Turnip greens have a stronger taste than mustard greens, but are delicious if cooked right. Turnip greens are actually what I craved when I was pregnant with Savannah. Occasionally I’ll cook turnip roots and not only do I add them to turnip greens but I’ve also added them to mustard greens.
I don’t have an exact recipe. What I know about cooking greens has been passed down to me from my mother, my mother-in-law and Greg’s grandmother. Basically, this is what I put in my greens and how I prepare them, but you may need to taste to season correctly and to your liking.
I buy smoked bacon at the meat market and have the butcher slice it extra thick (about 1/4-inch thick). I then come home and cut these pieces in half. I place one piece in a snack size Ziploc bags, then place all of the little Ziploc bags into a gallon-size freezer bag and freeze. When I’m cooking beans, peas, or greens, I grab a piece to season whatever I’m cooking.
The directions for this recipe are lengthy. Hopefully, I explained this thoroughly. Please leave a comment here, at Not Just Sunday Dinner, if you have any questions.
Fresh Greens (Mustard or Turnip)
- 10 lb. greens (mustard or turnip or a combination)
- 1 tbsp. canola oil
- 1 - 2 pieces thick sliced smoked bacon
- 1 - 2 qts. water
- 1 tsp. sugar
- 1 tsp. salt, or to taste
- 1 tsp. red pepper flakes, or to taste
- The first thing I do after picking my greens is wash them outside. You'll need two big clean buckets or wash tubs. Fill a bucket (or wash tub) half way with water. Pour greens into water, pushing down into water to clean. Take out, shake off excess water and place into the other clean bucket.

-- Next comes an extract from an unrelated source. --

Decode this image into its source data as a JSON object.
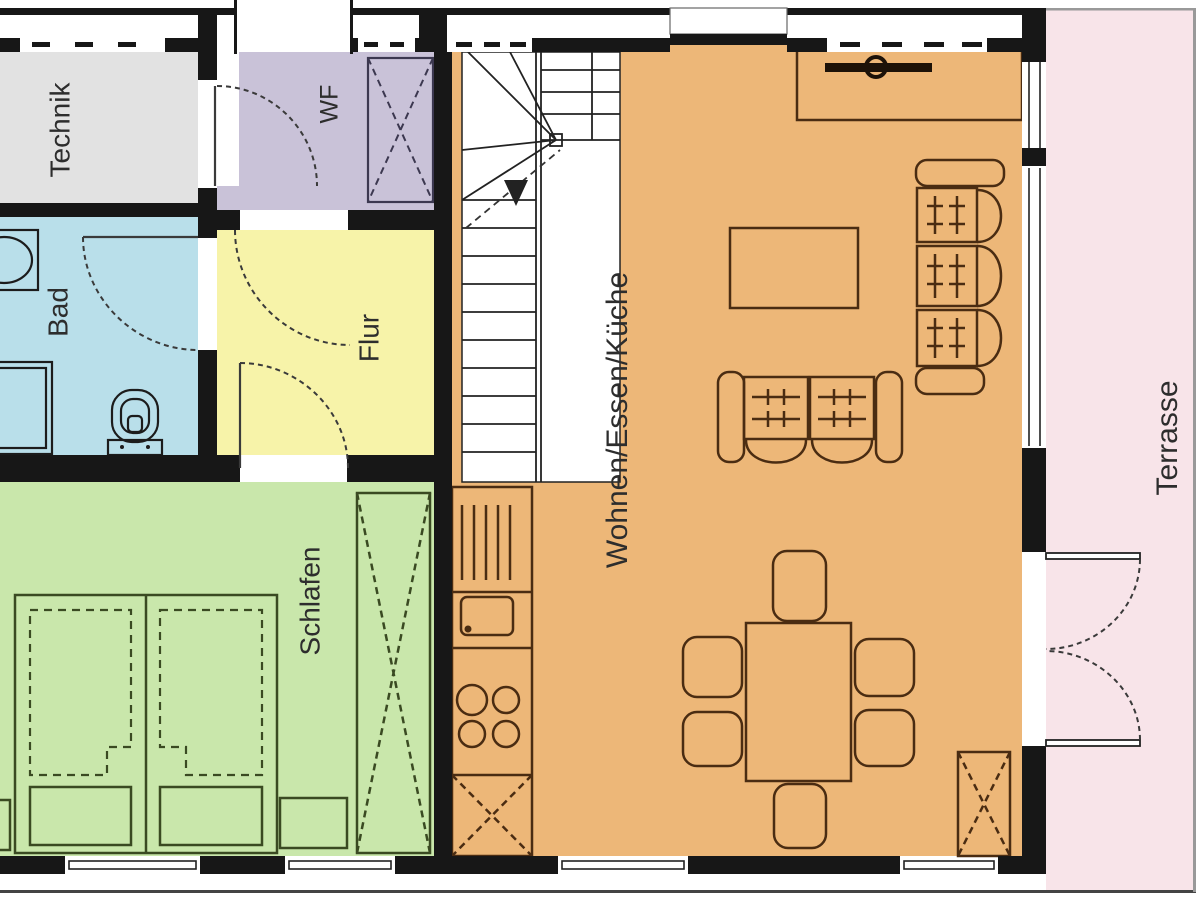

- Next, I strip the stems from the greens. Holding the green, front side together so that leaf is "folded" at stem. Start stripping at bottom working your way up. You will not need to strip the stem from the entire leaf, just remove the bigger part of the stem. This is only for the large leaves, the small ones are fine as they are.
- Fill your clean kitchen sink half-way with water. Sprinkle in a tbsp. of salt (a trick I learned from Greg's grandmother to help get bugs off greens). Swirl around to dissolve salt. Place greens in water, pushing down to fill sink. Wash by swishing them around in water. Remove, shaking excess water off, into the other side of your kitchen sink or a dishpan. Let water out of sink and repeat without the salt. This is a lengthy process, but you will need to continue doing this until the water is clean after greens have been removed and there is no sand or grit in the bottom of the sink when you run your fingers across the bottom. It's much better to do this than to crunch down on a piece of sand.
- Now stack your leaves (about 10 - 12 per stack). Roll the stack up like a cigar and cut crosswise into 1-inch strips, set aside.
- Pour canola oil in a large Dutch oven. Cook bacon until it starts to brown. Now, add greens to pot, pushing down. Pour in water, I do not cover the greens, but fill about half-way up. Add sugar, salt, and red pepper flakes. The greens will cook down a LOT and quickly. Stir them often.
- Bring to a boil and cook for about 1 hour over medium heat, or until tender. Remove the bacon and serve greens with pepper sauce or hot sauce.
Greg's grandmother would cook turnip greens for a while, then drain them. She would then put fresh water in the pot. She said this would help to eliminate any bitter taste you sometimes get with turnips.